Гости Арфеева с ним согласились. От суеты все наши беды. Бесспорно, Подколзину повезло, что он недоступен для этой гидры.
— Н а м повезло, — поправил Дьяков. — Поэтому нам и достался «Кнут».
Глафира приблизилась к нему и жарко шепнула:
— Познакомьте.
— Об этом даже не может быть речи, — сказал Дьяков. — Он избегает женщин. Особенно таких разрушительных.
— Ну хоть взглянуть одним глазком…
Помедлив, Дьяков сказал:
— Обдумаю.
Несколько следующих дней дали возможность ему увериться, что в разгоревшийся костер можно не подбрасывать хвороста. Буйное неутихавшее пламя захватывало все большую площадь, распространялось само по себе, не требуя его новых усилий. Было оно дымным и чадным, шел от него зловещий треск, все это вместе вводило людей в некое странное состояние сладкой и томительной одури. Пахло ересью, ворожбой, соблазном. Особенно отличались дамы, вносившие в духовную жизнь мазохический оттенок радения. Одна из них, склонная к стойкой сырости, призналась, что, отдавая рукопись, расплакалась — тяжко вернуть подарок, который уже считаешь своим. Другая — худая, черная, истовая — сказала, что «Кнут» теперь ее Библия.
Когда же некто, малознакомый, настойчиво посоветовал Дьякову как можно скорее прочесть Подколзина, тот убедился, что дело сделано.
Однажды в бронзовый час заката Дьяков направился на Разгуляй. Воздух был словно пьян от предчувствий, от необъяснимых надежд, вспыхивающих в каждом апреле, от ожидания перемен. В старом облупившемся доме, в темной неприбранной комнатушке, Дьяков с трудом разглядел Подколзина. Автор «Кнута» был небрит и нечесан, лицо обиженного коня утратило скорбное выражение, его как будто преобразили скопившийся гнев и готовность к бунту.
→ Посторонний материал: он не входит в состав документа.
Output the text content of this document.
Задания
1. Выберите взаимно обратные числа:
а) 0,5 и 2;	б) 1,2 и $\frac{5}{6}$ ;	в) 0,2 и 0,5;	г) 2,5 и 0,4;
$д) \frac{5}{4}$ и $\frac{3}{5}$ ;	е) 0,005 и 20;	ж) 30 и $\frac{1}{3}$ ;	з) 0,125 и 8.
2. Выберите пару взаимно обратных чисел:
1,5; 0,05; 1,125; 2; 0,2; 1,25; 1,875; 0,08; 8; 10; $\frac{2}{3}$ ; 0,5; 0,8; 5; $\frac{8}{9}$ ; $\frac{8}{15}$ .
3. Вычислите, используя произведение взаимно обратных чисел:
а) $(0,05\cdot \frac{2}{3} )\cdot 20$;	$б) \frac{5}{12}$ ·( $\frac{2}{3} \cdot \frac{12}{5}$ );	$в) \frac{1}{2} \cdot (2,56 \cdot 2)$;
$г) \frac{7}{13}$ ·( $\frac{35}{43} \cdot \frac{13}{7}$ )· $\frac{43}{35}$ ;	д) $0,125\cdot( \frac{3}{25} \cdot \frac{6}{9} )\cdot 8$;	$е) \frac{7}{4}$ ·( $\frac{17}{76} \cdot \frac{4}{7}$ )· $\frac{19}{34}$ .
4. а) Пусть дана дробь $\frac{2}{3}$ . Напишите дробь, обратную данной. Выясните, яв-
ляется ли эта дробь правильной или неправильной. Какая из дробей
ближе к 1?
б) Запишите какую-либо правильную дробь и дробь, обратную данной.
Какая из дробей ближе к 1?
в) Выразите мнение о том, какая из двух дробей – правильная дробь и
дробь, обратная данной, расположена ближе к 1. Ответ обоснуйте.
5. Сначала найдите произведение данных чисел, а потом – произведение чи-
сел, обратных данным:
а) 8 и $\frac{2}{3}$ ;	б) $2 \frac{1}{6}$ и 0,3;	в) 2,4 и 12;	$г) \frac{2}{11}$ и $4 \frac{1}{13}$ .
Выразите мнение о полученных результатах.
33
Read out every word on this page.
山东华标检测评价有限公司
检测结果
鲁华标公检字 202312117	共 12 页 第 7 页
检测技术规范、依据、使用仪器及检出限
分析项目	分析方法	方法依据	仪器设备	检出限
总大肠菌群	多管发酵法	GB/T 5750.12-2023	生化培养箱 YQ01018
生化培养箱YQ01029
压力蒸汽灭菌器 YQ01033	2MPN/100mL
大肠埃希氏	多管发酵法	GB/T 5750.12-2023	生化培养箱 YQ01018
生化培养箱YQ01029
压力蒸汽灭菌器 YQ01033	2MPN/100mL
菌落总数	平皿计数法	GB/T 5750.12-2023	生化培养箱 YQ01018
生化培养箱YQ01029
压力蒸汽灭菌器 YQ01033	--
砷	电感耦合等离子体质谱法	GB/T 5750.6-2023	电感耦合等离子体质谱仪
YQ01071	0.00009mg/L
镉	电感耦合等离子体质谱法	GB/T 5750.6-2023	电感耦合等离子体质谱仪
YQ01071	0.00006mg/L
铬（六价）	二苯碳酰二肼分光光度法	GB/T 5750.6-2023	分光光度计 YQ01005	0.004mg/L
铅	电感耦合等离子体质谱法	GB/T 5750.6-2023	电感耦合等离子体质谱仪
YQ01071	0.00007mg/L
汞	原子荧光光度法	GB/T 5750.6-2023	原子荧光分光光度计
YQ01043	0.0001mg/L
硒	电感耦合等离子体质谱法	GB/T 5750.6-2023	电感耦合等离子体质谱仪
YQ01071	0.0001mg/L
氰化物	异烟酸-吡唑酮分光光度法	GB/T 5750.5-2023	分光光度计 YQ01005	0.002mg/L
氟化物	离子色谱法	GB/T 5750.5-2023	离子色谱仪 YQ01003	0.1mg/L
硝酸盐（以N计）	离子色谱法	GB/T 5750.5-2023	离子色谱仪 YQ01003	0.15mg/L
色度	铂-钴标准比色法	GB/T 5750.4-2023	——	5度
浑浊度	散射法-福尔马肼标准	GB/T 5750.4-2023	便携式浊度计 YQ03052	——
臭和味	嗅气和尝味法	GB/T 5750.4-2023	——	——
— Спасибо, что наконец пожаловал, — проговорил он высоким фальцетом, что было признаком возбуждения. — Спасибо за твое измывательство. Конечно, я уж давно привык к такому обращенью с собою, но тут оно перешло все границы.
— Отказываюсь тебя понимать, — Дьяков картинно развел руками. — Дела обстоят не худшим образом. Все развивается нормально.
— Нормально? — взвизгнул Подколзин. — Нормально?! Замуровать в четырех стенах ни в чем не повинного человека, навязать ему арестантский режим — это, по-твоему, нормально?
— Я повторяю: предайся мне, не рассуждая. Терпи, Подколзин. Кто хочет славы, должен терпеть. Терзайся, скрежещи, ешь подушку, рви простыню, лязгай зубами и все же терпи. Таков твой крест.
— Без лиц, без людей, без впечатлений, почти без воздуха и — терпеть?
— Будут тебе и люди, и лица. Еще вздохнешь о былой неприметности. Имя твое у всех на устах. Наделал ты шуму своим «Кнутом».
— Каким кнутом?
— Странный вопрос. Ты первый, кто мне его задает. И этот первый — автор «Кнута».
— Я — автор?
— Да, «Кнут» — твоя Главная Книга. Твоя, Подколзин, Нагорная Проповедь. Ты просто открыл глаза населению.
— Я не писал никакого «Кнута»! — воскликнул потрясенный Подколзин.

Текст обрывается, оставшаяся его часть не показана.